Practical Mycorrhiza techniques
Mycorrhizal fungi increase the surface absorbing area of roots as much as 50 times, thereby greatly improving the ability of the plant to access soil resources. Several miles of fungal filaments can be present in less than a pinch of soil. Mycorrhizal fungi increase nutrient uptake not only by increasing the surface absorbing area of the roots, but also release powerful organic compounds into the soil that help to solubilize hard to access nutrients, such as organic nitrogen, phosphorus, iron and other tightly bound soil nutrients.
Since the relationship between plant and fungi evolved to help the plants access low levels of phosphorus in the soil, mycorrhizae do not grow and colonize roots when the phosphorus level is high. Phosphorus levels above 10 ppm in the soil solution will impact the growth and establishment of mycorrhizae. This does not kill the mycorrhizae, but creates an environment in which the mycorrhizae do not germinate and grow effectively.
Mycorrhizal associations DO form in.. (Refer to the bottom of the page for a comprehensive list)
Most green leafy plants, unless they are commercially produced.
Shrubs and foliage except for Rhododendron, Azalea, and Heath.
Berries, except for Blueberries, Cranberries and Lingonberries.
Nut trees, except Pecan, Hazelnuts and Filberts.
Most flowers
Vegetables except Brassica, and Beets.
Grasses, except weedy grasses
Fruit trees including tropical fruits,
Wetland/aquatic species, except rushes and horsetails
There are a few plant types that do not form any mycorrhizal association:
Brassica family (Broccoli, Brussel Sprouts, Cabbage, Cauliflower, Collards, Kale), Beets, Carnations/Dianthus, Mustard, Orchids, Protea, Rush, Sedge and Spinach.
Non-mycorrhizal plants require high levels of fertilization to maintain their health. Mycorrhizal fungi form an intricate web that captures and assimilates nutrients, conserving the nutrient capital in soils.
The mycorrhizal spores germinate in response to the release of sugars and hormones from the plant roots. This trigger allows the spores to stay dormant in a mix until plants are actively growing. Therefore, the shelf life of mycorrhizae is typically longer (up to two years) than other biological additives.
Typical lime rates and medium pH levels of professional growing medium products do not have a significant positive or negative effect on the growth and colonization of mycorrhizae.
Rootshield and Actino-Iron have been shown in independent research to be fully compatible with mycorrhizae in soilless mixes, so these are recommended. There are other helper bacteria or fungi that are often added to a mycorrhizal blend. They can stimulate and support the growth of the mycorrhizal colonies.
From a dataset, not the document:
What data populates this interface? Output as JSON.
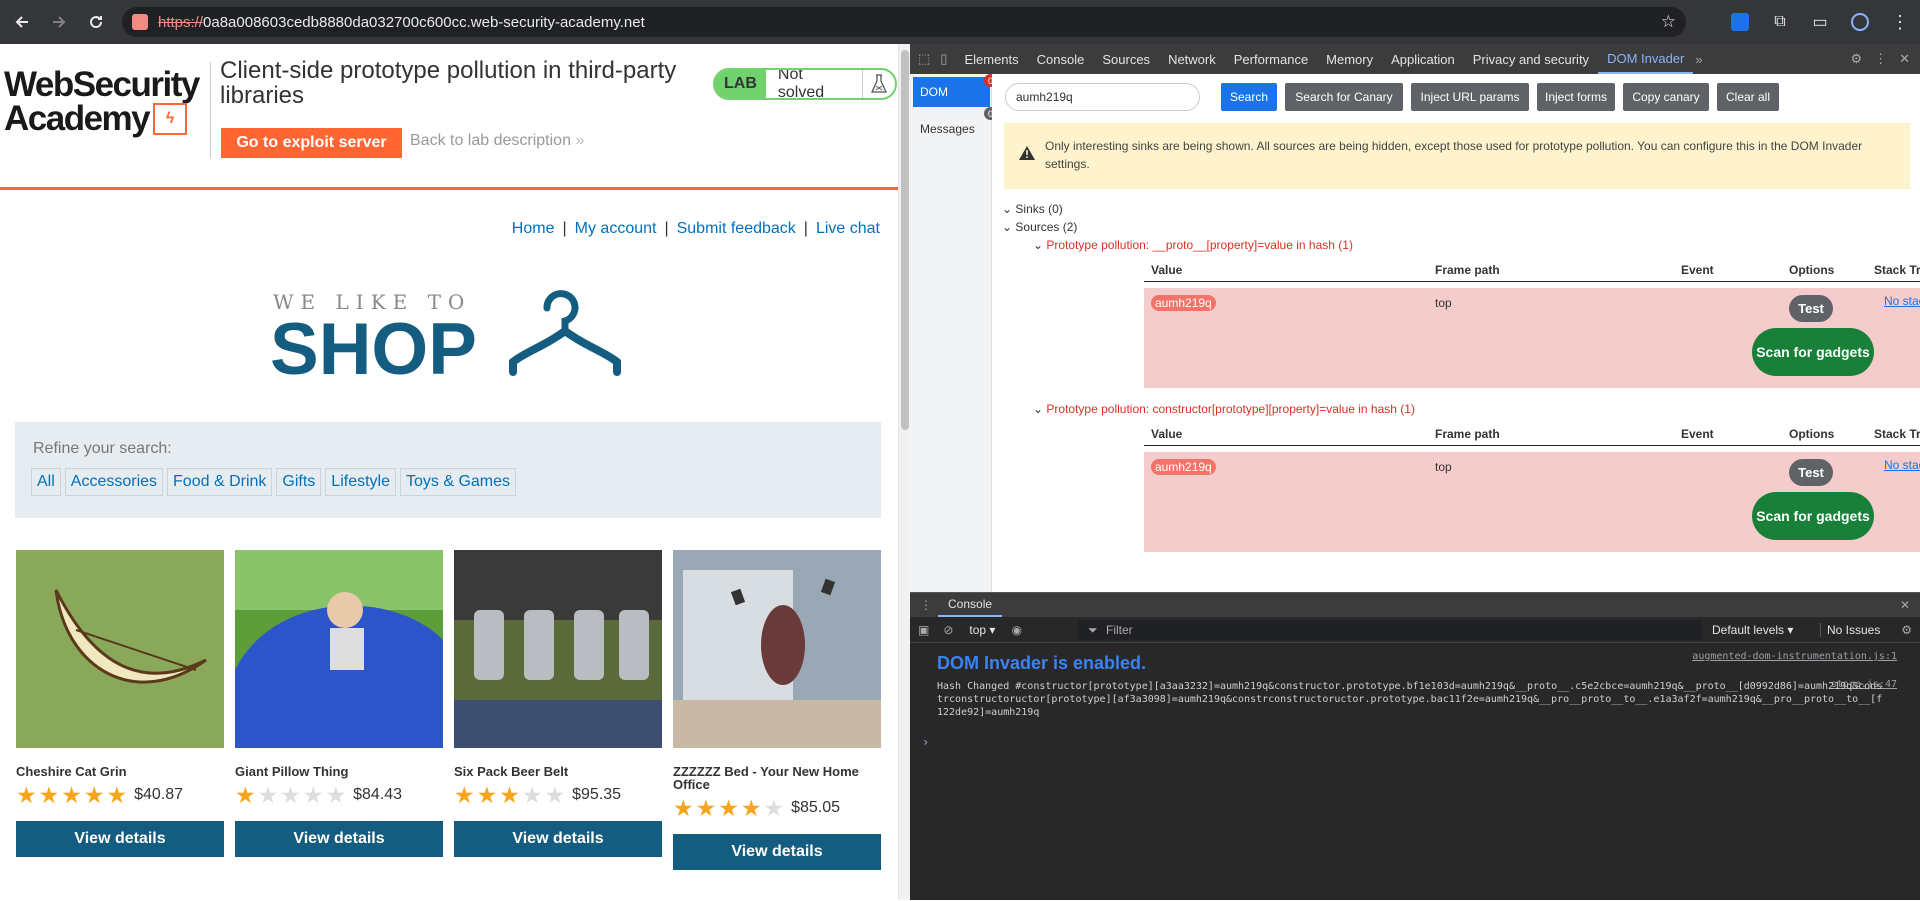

Most growing mixes contain inorganic-based fertilizers. Research has shown low levels of mycorrhizal colonies when a standard inorganic nutrient charge is used in the mix, which releases nutrients in a short time frame.
Excellent colonization occurs when mycorrhizae are added to mixes containing organic or controlled release fertilizers. Organic fertilizers release their nutrients slowly over time so the levels of phosphorus remain within a tolerable range for good mycorrhizal growth and colonization.
When using a mix supplemented with mycorrhizae, a fertility program with low levels of inorganic phosphorus should be employed. Any water soluble or controlled release fertilizer formulations should be low in phosphorus and delivered at a concentration or rate that result in 10-ppm phosphorus or less.
Tillage, removal of topsoil, erosion, site preparation, compaction, fumigation, invasion of weeds, and leaving soils fallow are some of the activities that can reduce or eliminate these beneficial soil fungi. Studies show that mycorrhizal populations are slow to recolonize naturally, therefore, reintroducing mycorrhizal fungi in areas where they have been lost or in artificial growing media can dramatically improve plant performance with less water and fertilizer and at a reduced cost.